How to write a script for a fairy tale
How to write a script for a fairy tale

Instructions

Step 1

Choose a fairy tale based on which the play will be staged. Target the audience you are making it for. The fairy tale should not be too profound and philosophical if the play is watched by preschoolers, and "Kolobok" is not suitable for fifth graders. Also consider the number of actors and the material cost of costumes and props.

Step 2

Determine the type of storytelling that will be presented on stage. All the author's words can be pronounced by a separate hero - the narrator (for him, you can come up with the role of a storyteller or another character). Or you can do without the author's text if the essence of what is happening remains clear. In addition, you can transform the narrator's words into the actions of the main characters or weave them into their monologues. The main requirement for such a correspondence of a fairy tale is the organic nature of what is happening on the stage.

Step 3

Write out the remaining dialogues and monologues of the characters from the work. Each of them needs to be worked out separately. Remove unnecessary phrases that do not affect the overall action and do not reveal the character of the hero. This is necessary if the script in an unabridged form risks becoming too long a performance.

Step 4

Adapt the text for your audience and actors. If there are small children in the hall and non-professional actors on the stage, sentences that are too long can be broken down into short phrases. And replace words incomprehensible to children with synonyms.

Step 5

Add a mise-en-scene description to the script.

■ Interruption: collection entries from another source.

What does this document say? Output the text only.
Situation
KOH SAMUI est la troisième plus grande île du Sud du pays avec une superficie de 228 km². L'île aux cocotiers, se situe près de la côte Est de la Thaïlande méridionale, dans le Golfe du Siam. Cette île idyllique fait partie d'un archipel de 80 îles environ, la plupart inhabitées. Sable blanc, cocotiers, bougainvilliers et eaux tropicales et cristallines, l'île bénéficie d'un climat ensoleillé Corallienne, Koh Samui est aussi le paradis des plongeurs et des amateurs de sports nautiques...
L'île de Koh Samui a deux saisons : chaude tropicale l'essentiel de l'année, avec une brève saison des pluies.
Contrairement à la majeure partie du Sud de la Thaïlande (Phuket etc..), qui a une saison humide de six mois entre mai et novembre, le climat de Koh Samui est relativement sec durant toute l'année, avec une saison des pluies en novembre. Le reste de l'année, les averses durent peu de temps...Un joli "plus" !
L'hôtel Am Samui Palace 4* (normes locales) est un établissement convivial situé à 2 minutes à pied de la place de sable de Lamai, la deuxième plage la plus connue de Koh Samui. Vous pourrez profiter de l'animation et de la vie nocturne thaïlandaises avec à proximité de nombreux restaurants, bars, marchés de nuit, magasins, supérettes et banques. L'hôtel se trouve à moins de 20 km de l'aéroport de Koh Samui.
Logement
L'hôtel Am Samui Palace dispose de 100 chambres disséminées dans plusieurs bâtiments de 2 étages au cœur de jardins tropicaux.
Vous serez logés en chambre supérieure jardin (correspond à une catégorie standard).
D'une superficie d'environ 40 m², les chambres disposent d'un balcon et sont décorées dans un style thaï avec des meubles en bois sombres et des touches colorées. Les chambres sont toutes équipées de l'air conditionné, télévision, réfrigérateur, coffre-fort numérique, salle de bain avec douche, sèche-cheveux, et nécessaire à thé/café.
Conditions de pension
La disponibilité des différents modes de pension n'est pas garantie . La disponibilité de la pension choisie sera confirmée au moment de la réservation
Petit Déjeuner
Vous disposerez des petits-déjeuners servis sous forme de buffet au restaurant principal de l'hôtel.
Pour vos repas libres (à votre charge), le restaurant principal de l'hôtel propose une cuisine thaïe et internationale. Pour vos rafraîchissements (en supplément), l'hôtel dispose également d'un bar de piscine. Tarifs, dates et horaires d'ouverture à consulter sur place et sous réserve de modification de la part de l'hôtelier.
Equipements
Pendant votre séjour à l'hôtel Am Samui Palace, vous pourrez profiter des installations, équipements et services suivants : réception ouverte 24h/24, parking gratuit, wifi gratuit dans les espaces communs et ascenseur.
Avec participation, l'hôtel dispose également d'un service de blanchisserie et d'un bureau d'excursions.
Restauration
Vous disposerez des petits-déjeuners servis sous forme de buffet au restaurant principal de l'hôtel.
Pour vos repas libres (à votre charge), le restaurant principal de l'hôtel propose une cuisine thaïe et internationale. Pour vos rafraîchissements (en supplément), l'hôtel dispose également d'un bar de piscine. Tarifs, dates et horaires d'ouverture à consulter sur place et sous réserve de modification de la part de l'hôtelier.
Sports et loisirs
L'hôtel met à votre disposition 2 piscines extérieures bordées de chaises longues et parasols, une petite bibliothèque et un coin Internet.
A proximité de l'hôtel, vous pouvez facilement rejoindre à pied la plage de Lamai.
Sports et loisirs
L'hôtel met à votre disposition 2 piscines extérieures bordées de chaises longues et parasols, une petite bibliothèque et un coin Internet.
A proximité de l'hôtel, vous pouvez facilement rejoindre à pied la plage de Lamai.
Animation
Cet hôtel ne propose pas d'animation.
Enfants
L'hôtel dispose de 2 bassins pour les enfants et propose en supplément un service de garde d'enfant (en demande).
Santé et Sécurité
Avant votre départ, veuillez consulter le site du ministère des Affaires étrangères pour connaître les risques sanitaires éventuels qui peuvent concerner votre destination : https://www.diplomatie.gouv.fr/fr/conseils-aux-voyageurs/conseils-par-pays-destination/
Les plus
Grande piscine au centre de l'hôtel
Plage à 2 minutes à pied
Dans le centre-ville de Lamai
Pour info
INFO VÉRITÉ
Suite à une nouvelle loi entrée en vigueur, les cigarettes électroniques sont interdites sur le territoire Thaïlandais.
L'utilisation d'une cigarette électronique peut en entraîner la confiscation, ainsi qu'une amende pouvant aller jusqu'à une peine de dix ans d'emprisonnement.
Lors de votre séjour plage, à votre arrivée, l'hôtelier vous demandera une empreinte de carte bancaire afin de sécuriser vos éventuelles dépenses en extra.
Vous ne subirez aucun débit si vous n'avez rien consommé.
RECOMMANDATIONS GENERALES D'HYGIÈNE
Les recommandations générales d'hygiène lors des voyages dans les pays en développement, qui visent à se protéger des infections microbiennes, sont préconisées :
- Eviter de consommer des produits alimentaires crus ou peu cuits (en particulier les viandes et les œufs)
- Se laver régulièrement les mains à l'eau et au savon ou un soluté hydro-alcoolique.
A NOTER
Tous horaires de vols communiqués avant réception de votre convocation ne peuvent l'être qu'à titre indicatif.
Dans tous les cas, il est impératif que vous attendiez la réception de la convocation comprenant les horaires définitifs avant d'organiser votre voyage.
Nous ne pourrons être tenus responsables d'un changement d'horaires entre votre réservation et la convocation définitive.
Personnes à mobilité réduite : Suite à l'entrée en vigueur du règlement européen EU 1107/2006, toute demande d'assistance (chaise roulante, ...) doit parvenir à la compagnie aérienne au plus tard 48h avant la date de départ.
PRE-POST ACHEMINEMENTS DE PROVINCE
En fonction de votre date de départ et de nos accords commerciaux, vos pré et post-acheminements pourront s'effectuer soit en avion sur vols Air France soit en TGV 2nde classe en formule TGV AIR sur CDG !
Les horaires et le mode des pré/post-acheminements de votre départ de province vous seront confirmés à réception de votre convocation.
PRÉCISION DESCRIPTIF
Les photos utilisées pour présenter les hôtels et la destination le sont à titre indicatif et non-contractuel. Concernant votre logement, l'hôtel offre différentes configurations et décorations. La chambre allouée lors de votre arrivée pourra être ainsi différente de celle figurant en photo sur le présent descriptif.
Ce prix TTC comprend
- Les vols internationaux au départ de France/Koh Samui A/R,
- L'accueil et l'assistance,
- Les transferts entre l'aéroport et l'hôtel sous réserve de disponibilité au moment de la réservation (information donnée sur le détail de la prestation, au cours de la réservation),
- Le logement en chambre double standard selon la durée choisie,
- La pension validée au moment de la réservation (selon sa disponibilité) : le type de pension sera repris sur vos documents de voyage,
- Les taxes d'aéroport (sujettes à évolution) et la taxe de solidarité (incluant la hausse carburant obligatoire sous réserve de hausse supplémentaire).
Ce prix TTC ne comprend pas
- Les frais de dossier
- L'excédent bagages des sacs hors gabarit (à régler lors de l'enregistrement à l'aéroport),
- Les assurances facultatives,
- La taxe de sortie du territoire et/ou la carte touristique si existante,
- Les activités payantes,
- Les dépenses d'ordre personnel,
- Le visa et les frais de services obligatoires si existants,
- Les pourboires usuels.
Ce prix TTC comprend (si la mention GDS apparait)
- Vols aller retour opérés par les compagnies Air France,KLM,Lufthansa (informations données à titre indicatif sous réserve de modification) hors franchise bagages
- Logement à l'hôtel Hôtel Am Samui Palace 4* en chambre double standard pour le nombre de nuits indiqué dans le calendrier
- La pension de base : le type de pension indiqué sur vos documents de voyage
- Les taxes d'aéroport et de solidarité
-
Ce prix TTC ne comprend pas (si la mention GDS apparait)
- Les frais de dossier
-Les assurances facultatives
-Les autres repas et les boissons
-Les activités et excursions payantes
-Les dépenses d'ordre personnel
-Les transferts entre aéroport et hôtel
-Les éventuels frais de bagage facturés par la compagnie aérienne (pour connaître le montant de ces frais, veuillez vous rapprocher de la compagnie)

Describe the movements of the actors, their placement on the stage in each fragment of the performance. It is necessary to take into account both the laws of composition and the inner "psychology" of the performance. The location of the actors on the stage should emphasize the action, continue it in movement or contrast with it.

Step 6

Add some remarks to the script. These are notes for the actors and the director. Several sentences of scenario directions describe what, in what conditions, how it happens.